Diphtheria always seemed to be rearing its ugly head and as early as 1862 the Enterprize was offering cures. Readership was told that ordinary pipe tobacco would help if a live coal was placed in the bowlAfter a little tar was to be placed on the coal, the patient was to draw the smoke into the mouth and nostrils. Years later the Record advised people to swab their mouths and nostrils every half hour with a mixture of golden seal, borax, salt, alum, black pepper and nitrate of potash. The slime on the swab was to be removed when the swab was taken from the mouth. Who knows about the slime from the nostrils! Following that, a liniment of turpentine, sweet oil and aqua pneumonia was to be rubbed on the throat. The paper reminded folks that the bowels had to be kept clear with castor oil. 

01-03-1878 Record
Diphtheria was known to be contagious and schools, lodges and churches were often closed during outbreaks. The published remedies didn’t help young Frank Youngs or Rachel and Mary Ann Tweedale, wives of Jim and Ed. They all died in January 1863. (Note: Mary Ann was the first to be buried in the Tweedale Cemetery, just above the Lake St. hill on the east side of the highway. Some accounts give Mary Ann dying of typhoid in 1871.)

Scarlet fever was common and that led to another published cure. A poultice of burdock boiled in milk was to be applied to the neck of the one suffering. The earlier it was used, the faster the cure, but it didn’t help William and Mary Boedecker’s son who died in the outbreak in 1871. When Jim McDonald got the disease in 1877, the Advocate said he was “old enough to know better.”
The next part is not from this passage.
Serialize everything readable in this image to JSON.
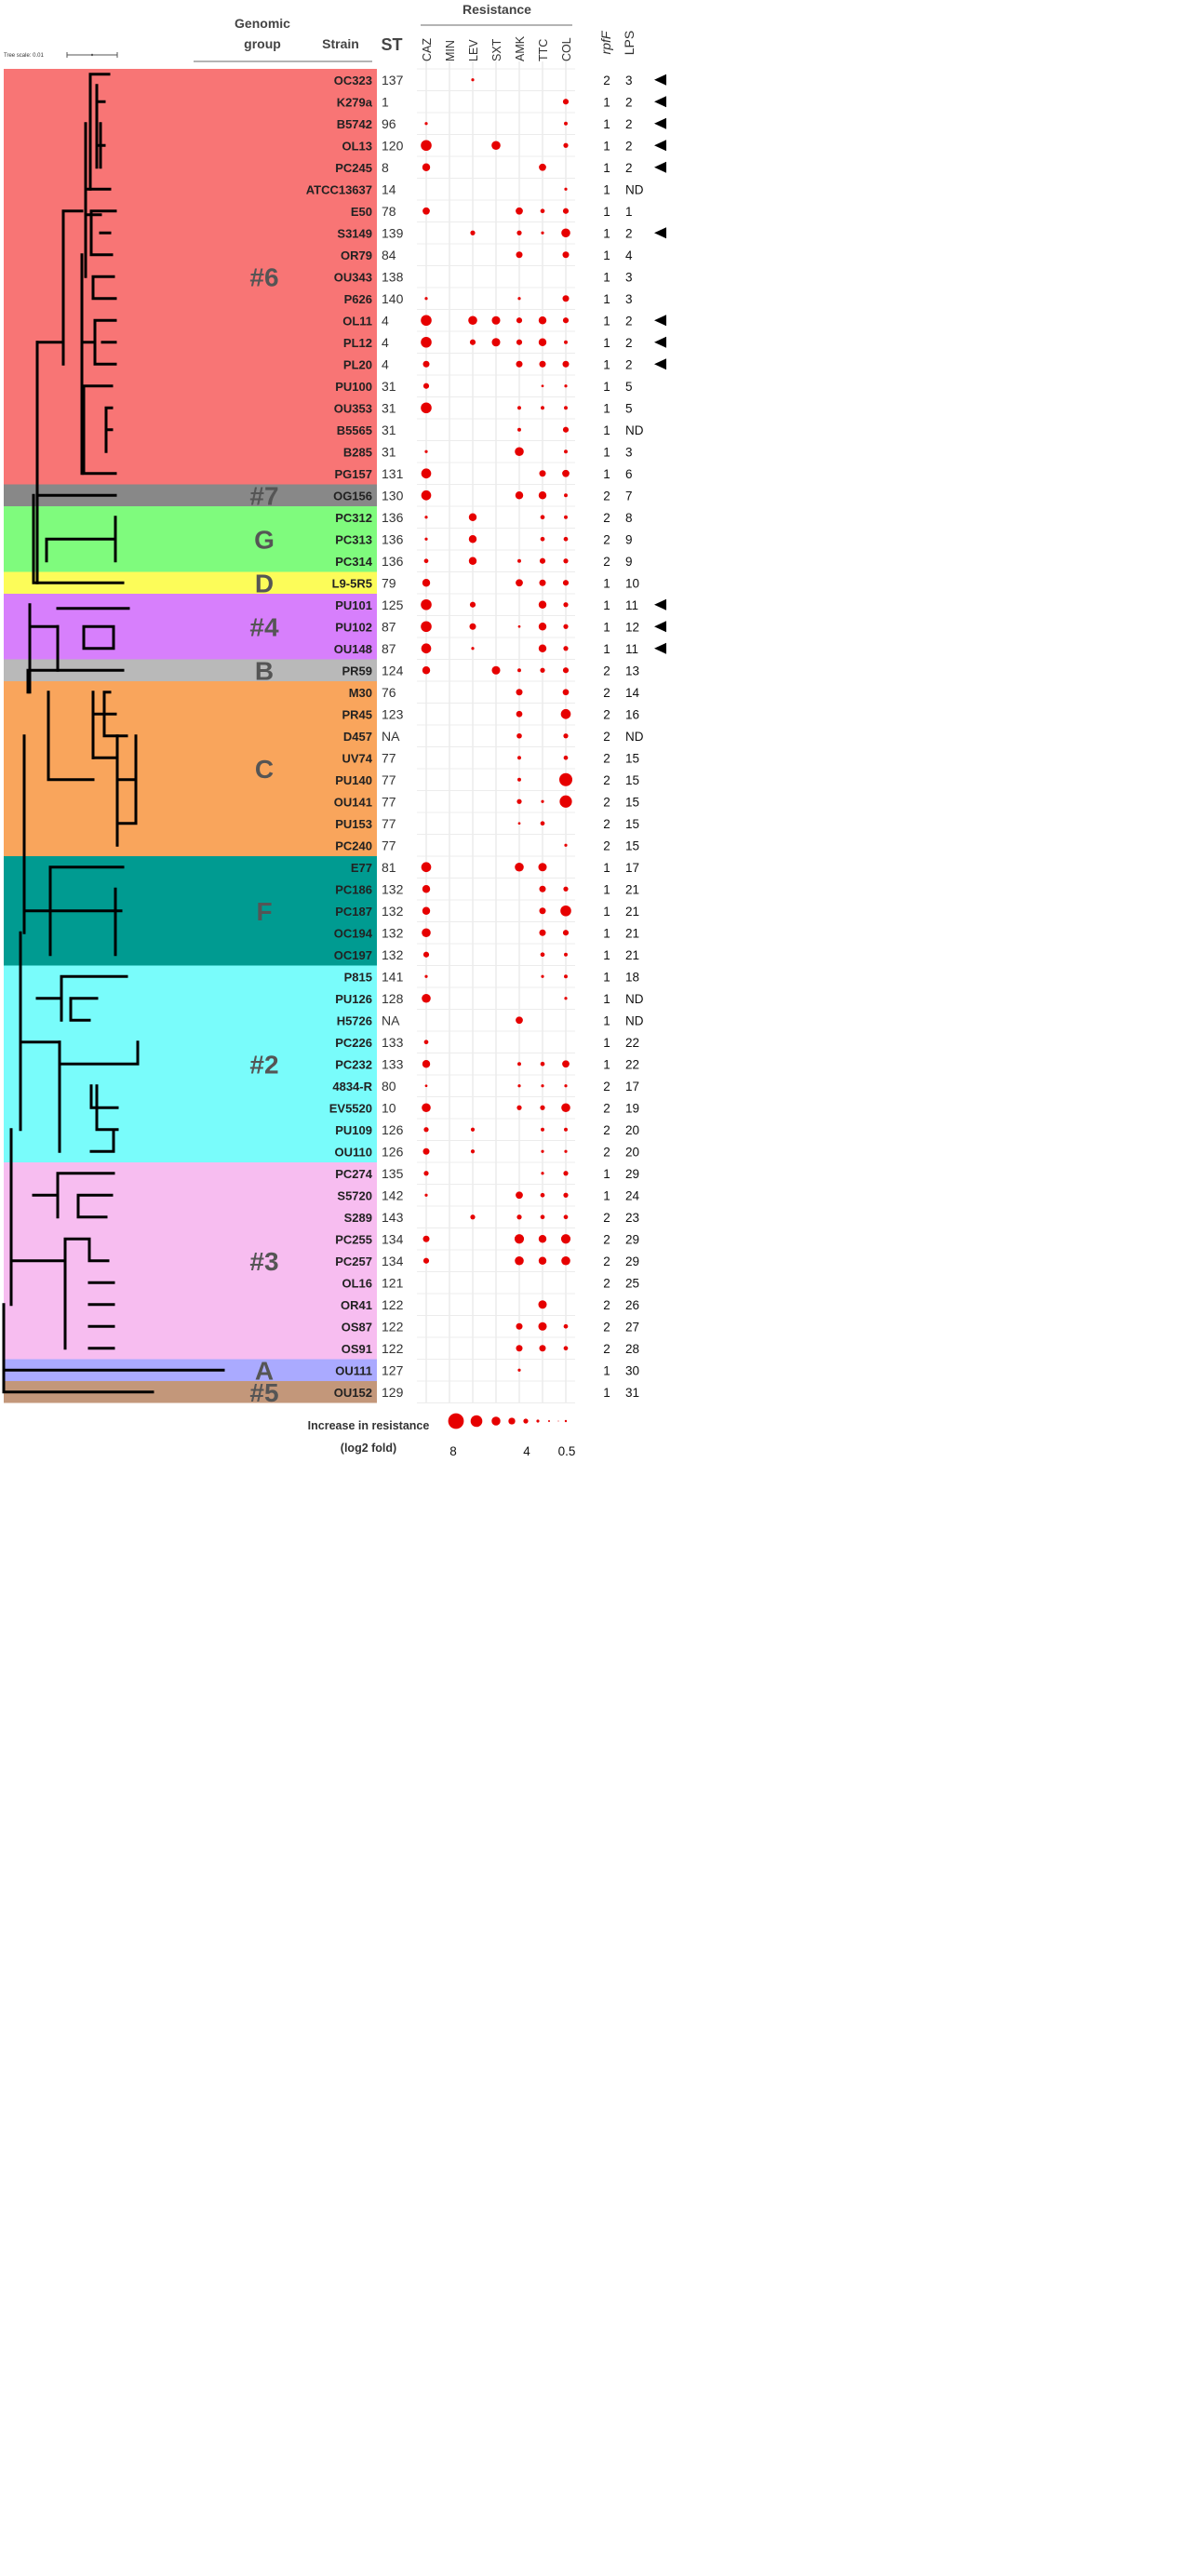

Then there was black smallpox which a mixture of cream of tartar, rhubarb and cold water was supposed to cure. The Enterprize advocated vaccinations and Dr. Parsons said, “an ounce of prevention is worth a pound of cure.” By 1872 the Health Officer was issuing smallpox regulations that included quarantines and warnings on homes with cases. In January 1894, the State Board regulated that children or teachers would not be allowed in schools unless they had smallpox vaccinations.

Cholera was especially bad on children and in 1885 the Record printed information describing the pamphlet available from the State Board of Health describing prevention of cholera and other diseases. Cholera was spread by infected food and water. Cholera patients were always thirsty and in a day of drinking water pails and use of a common dipper, infections spread fast.

Though Parsons was Wolf River’s first physician, by the time the community was called Ahnepee* (1859) or Ahnapee (1873), more physicians were drawn to the small community. E.M. Thorp was one of them. His family was prominent in the development of Fish Creek. Dr. John Minahan served the community around 1900. He had business interests within the county with brothers Hugh and William. William.went down on the Titanic. Known and loved by the community and beyond were Doctors Emil Witcpalek and Herb Foshion. It was Foshion who brought the first hospital to Algoma, The second hospital is now Long Term Care.

Any number of doctors were well regarded and are remembered. Then there was Dr. Joel Toothaker. Did he miss his calling when he served as a physician rather than a dentist? A name like Toothaker probably wouldn’t get it for a dentist.








Note:  The Enterprize became the Enterprise in 1865.